"We have taken into our Consideration your Message, acquainting us, that a General Boundary line was happily settled, by Sir William Johnson His Majesty's Superintendant of Indian Affairs, between the Indians of the Six Nations, the Delawares and Shawanese, & his Majestys Middle Colonies. The Accomplishments of a measure so important to the British Interest in America could not fail to give us the utmost Satisfaction, as we reason to expect it will be Means of preserving that Harmony and Friendship between these Colonies and the Natives, which have heretofore, from various crises, been too frequently interrupted..."
The Pennsylvania Assembly pledged to deal justly with the Indian tribes and to prevent new settlements on “unpurchased” Indian lands.
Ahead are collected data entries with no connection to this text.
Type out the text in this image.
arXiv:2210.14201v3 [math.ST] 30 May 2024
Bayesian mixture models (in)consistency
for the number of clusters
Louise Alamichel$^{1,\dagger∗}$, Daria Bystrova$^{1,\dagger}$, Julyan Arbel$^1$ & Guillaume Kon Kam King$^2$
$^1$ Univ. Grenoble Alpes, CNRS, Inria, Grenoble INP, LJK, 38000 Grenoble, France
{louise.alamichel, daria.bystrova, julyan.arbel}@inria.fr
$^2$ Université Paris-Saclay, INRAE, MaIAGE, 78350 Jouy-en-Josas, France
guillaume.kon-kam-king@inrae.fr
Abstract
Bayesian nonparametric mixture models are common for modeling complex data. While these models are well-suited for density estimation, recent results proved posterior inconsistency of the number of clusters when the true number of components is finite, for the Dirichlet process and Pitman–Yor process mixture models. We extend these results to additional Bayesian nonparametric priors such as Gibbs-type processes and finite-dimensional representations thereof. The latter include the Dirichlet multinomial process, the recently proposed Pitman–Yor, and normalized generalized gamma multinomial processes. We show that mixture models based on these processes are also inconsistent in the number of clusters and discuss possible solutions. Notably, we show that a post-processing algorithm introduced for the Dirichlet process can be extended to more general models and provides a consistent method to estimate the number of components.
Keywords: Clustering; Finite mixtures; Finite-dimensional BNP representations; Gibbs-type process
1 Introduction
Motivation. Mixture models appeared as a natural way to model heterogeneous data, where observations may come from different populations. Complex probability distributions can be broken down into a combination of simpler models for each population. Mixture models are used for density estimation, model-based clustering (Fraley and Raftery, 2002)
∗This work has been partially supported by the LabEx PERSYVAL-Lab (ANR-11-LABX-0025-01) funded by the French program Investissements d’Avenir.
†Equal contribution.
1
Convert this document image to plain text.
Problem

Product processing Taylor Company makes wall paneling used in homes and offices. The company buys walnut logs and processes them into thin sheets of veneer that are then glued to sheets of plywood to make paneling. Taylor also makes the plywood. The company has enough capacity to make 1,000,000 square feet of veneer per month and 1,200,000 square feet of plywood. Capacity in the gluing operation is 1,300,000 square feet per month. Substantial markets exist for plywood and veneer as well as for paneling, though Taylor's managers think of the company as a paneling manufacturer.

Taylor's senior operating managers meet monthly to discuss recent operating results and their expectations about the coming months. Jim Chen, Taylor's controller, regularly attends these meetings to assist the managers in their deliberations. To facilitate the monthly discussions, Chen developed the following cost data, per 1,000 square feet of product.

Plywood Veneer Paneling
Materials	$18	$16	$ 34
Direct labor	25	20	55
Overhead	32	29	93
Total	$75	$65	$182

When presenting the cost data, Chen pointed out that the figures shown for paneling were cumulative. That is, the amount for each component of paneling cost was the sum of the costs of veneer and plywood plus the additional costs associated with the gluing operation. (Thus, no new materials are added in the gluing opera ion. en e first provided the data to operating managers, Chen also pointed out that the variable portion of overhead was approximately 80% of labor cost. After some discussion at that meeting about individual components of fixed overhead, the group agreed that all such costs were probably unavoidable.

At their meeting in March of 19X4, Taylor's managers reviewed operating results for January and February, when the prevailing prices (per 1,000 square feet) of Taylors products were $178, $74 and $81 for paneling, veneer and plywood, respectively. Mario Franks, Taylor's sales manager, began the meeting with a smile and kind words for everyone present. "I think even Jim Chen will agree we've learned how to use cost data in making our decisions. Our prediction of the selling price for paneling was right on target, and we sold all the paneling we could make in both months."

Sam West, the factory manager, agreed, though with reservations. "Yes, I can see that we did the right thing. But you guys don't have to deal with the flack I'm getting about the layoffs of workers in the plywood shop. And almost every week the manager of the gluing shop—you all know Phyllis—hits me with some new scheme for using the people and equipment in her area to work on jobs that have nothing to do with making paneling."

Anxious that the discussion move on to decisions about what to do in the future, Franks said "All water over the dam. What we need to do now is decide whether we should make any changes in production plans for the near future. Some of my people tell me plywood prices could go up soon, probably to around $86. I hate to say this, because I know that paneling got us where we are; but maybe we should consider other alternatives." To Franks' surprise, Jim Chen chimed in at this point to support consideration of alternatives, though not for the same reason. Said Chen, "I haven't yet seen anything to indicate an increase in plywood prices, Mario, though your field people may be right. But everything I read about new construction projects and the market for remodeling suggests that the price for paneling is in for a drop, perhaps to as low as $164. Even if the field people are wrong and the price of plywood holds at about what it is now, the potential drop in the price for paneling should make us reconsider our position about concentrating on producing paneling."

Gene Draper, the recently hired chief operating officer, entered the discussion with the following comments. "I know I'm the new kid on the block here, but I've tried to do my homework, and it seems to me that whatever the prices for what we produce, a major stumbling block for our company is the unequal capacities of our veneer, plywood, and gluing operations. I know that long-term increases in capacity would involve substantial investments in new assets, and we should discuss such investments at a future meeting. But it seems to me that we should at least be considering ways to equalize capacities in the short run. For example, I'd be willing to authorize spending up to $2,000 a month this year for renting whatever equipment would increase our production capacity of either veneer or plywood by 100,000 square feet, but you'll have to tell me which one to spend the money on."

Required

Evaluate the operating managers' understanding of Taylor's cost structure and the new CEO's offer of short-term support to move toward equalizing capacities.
In September 1768, Sir William Johnson had convened a conference at Fort Stanwix, where he met with 2,200 Indians from the Six Nations, the Delawares and the Shawnees. The resulting Treaty established a definitive western boundary line between lands belonging to the Proprietors of Pennsylvania (the Penn heirs) and lands occupied by the Indians of the Six Nations (this line extended north into New York and south into Virginia.
Joseph Galloway was a major politician of the Quaker Party, who turned Loyalist early in the American Revolution. He was Speaker of the Pennsylvania Assembly from 1766-1774, and then represented his colony at the First Continental Congress, where he proposed a compromise plan of imperial reform which called for a separate Parliament for the colonies. The Pennsylvania Assembly eventually convicted him of treason in absentia and confiscated his estates.